Tee Ray, badge pinned on his coat, rifle at his side, scanned the swarm. Bucky had described the peddler’s outfit. Big black hat with a broad brim. Long black coat.
If the Jew were here, Tee Ray had no doubt he would find him. Despite the horde of people, the Jew would stand out.
Tee Ray
climbed upon the big wooden luggage cart, its wheels chest high. From here his view would be unobstructed.
The front cars were for whites. That’s where the Jew would go. That’s where any white man would go. Those were the cars to watch. Scores of women, children, and men boarded. First-class passengers. Others in less-fancy apparel. They stood their turn in line.
Porters loaded luggage, hauling it through the entry doors between the cars or grunting as they lifted heavy bags onto boxcars.
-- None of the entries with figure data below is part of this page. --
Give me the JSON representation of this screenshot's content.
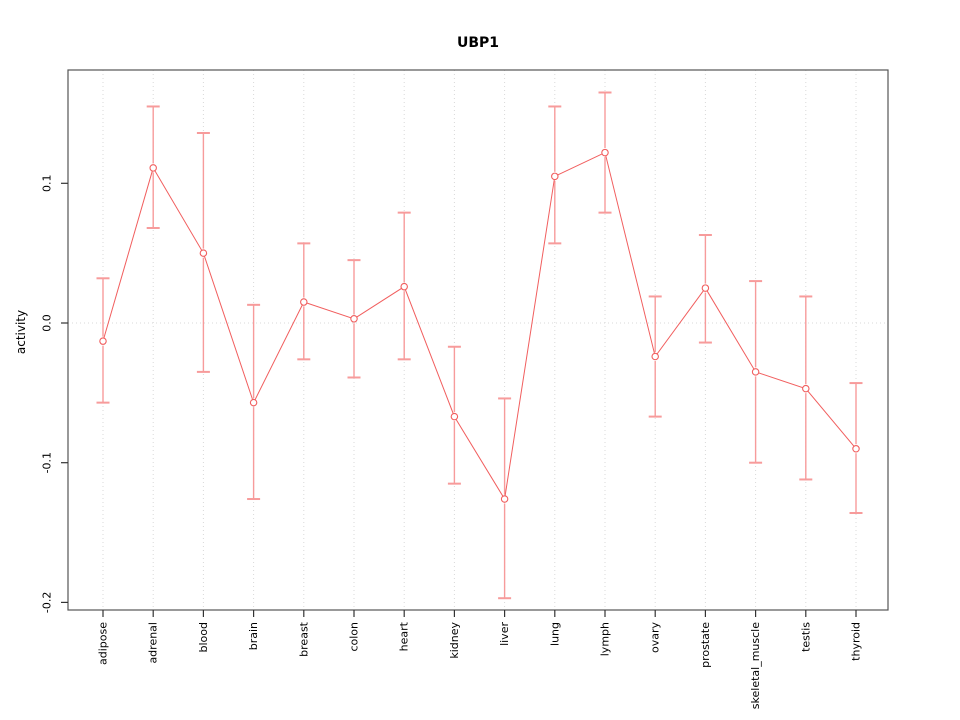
{
  "figure": {
    "title": "UBP1",
    "ylabel": "activity"
  },
  "chart_data": {
    "type": "line",
    "title": "UBP1",
    "xlabel": "",
    "ylabel": "activity",
    "categories": [
      "adipose",
      "adrenal",
      "blood",
      "brain",
      "breast",
      "colon",
      "heart",
      "kidney",
      "liver",
      "lung",
      "lymph",
      "ovary",
      "prostate",
      "skeletal_muscle",
      "testis",
      "thyroid"
    ],
    "series": [
      {
        "name": "activity",
        "values": [
          -0.013,
          0.111,
          0.05,
          -0.057,
          0.015,
          0.003,
          0.026,
          -0.067,
          -0.126,
          0.105,
          0.122,
          -0.024,
          0.025,
          -0.035,
          -0.047,
          -0.09
        ],
        "error_upper": [
          0.032,
          0.155,
          0.136,
          0.013,
          0.057,
          0.045,
          0.079,
          -0.017,
          -0.054,
          0.155,
          0.165,
          0.019,
          0.063,
          0.03,
          0.019,
          -0.043
        ],
        "error_lower": [
          -0.057,
          0.068,
          -0.035,
          -0.126,
          -0.026,
          -0.039,
          -0.026,
          -0.115,
          -0.197,
          0.057,
          0.079,
          -0.067,
          -0.014,
          -0.1,
          -0.112,
          -0.136
        ]
      }
    ],
    "yticks": [
      0.1,
      0.0,
      -0.1,
      -0.2
    ],
    "ytick_labels": [
      "0.1",
      "0.0",
      "-0.1",
      "-0.2"
    ],
    "ylim": [
      -0.205,
      0.181
    ],
    "grid": {
      "vertical": "dotted line at each category",
      "horizontal": "dotted line at y = 0"
    },
    "legend": "none",
    "marker": "open-circle",
    "colors": {
      "line": "#f15e5e",
      "marker": "#f15e5e",
      "error_bar": "#f79b9b",
      "grid": "#d9d9d9",
      "axis_box": "#555555",
      "tick": "#333333"
    }
  }
}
Children let loose high-pitched yells as steam hissed and descended in clouds onto the platform.
The conductor was blowing his whistle. Last call.
The remaining passengers pushed forward on the platform, calling out over their shoulders to their families a final good-bye as they climbed up the steep steps into the entranceways between the cars.
The white passengers were all aboard. There was no sign of the Jew.
Tee Ray looked in disgust as the last of the Negroes moved onto the train. Slow. No hurry. As if they had all the time in the world.
Tee Ray climbed down from the luggage cart, rifle in hand. There was no need to wait here all day. He would come back an hour before the afternoon train.
At the far end of the platform, one last pair of Negroes was getting on. A young woman and an older one. The younger one in a dress and a brightly covered tignon was adjusting the thin cloak over her shoulders. She then helped the older one up the stairs into the Jim Crow car. The old lady wore a shawl over her blouse; it draped down almost to her skirt. Walking with a cane in one hand, she carried a large black bundle under her other arm. The old lady had an unusual, misshapen black bonnet covered with wilted green leaves pulled low over her face. Tee Ray thought that the old lady was probably as ugly as her bonnet.